The point is not whether processes may have been put in place or whether directors may have recused themselves from portions of meetings or whether “fairness” opinions were obtained from investment bankers (because we all know how useful, objective and conflict-free those are). The point is that because of the multiple hats they wear and a number of their actions, we believe that eBay directors Mr. Marc Andreessen and Mr. Scott Cook have clear conflicts which call into question whether they can adequately fulfill the duty of loyalty that every director owes to ALL eBay stockholders.
The best part about corporate democracy is that stockholders and incumbent boards and management teams can have honest, accurate debates on issues of great concern. eBay challenged us to have such a debate, and CNBC invited us both to use their program as a public forum. We immediately accepted, but eBay backed down from their challenge and refused. Now, it appears that an honest, accurate debate with eBay, which democracy calls for, will never happen because they would rather hide behind their public relations machine, believing that if they repeat “world-class” enough times stockholders will believe it.

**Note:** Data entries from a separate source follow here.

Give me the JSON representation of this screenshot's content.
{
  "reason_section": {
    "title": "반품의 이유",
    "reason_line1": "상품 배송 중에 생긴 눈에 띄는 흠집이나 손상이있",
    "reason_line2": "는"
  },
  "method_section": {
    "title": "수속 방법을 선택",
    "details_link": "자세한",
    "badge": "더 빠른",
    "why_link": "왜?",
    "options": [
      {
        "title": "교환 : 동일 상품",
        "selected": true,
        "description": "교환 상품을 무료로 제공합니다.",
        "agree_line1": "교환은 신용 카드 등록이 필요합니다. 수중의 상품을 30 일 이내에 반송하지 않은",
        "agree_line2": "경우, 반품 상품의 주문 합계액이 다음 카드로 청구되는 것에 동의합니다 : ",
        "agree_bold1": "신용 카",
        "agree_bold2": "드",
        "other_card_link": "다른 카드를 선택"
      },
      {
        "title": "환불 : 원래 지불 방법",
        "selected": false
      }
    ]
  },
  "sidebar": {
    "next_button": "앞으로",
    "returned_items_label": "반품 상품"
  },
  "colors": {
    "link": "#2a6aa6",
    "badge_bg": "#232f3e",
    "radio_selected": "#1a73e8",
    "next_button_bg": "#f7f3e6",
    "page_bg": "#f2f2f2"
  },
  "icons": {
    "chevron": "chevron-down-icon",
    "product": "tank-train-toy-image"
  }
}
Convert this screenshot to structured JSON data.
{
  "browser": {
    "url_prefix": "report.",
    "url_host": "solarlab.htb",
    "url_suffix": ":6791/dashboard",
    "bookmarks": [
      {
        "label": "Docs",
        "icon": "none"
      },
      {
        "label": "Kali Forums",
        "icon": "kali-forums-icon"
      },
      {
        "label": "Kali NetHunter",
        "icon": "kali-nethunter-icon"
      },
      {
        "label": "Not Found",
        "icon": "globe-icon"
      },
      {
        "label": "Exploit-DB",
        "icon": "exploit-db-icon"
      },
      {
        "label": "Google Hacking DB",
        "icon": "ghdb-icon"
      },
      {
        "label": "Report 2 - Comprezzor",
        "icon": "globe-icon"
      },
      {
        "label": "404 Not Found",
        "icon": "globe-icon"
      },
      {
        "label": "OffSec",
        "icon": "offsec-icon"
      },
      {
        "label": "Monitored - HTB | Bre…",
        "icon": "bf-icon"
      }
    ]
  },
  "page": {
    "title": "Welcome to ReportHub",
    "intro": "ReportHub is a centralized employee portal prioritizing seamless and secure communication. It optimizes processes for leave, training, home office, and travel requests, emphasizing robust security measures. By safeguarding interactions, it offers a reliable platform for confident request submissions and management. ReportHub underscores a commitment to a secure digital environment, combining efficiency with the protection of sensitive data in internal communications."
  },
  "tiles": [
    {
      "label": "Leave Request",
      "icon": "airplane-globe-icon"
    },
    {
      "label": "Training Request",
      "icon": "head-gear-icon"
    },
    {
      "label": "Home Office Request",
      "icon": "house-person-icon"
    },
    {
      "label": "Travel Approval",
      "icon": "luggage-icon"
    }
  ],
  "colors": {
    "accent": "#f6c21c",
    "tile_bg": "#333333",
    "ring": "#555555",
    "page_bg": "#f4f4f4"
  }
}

We would like to remind eBay of what the great Abraham Lincoln said: “You can fool some of the people all of the time, and all of the people some of the time, but you can't fool ALL of the people ALL of the time.”
Sincerely,
Carl C. Icahn
Contact: Susan Gordon: (212) 702-4309
THIS LETTER INCLUDES INFORMATION BASED ON DATA FOUND IN FILINGS WITH THE SECURITIES AND EXCHANGE COMMISSION, INDEPENDENT INDUSTRY PUBLICATIONS AND OTHER SOURCES. ALTHOUGH WE BELIEVE THAT THE DATA IS RELIABLE, WE HAVE NOT SOUGHT, NOR HAVE WE RECEIVED, PERMISSION FROM ANY THIRD-PARTY TO INCLUDE THEIR INFORMATION IN THIS PRESENTATION. MANY OF THE STATEMENTS IN THIS PRESENTATION REFLECT OUR SUBJECTIVE BELIEF.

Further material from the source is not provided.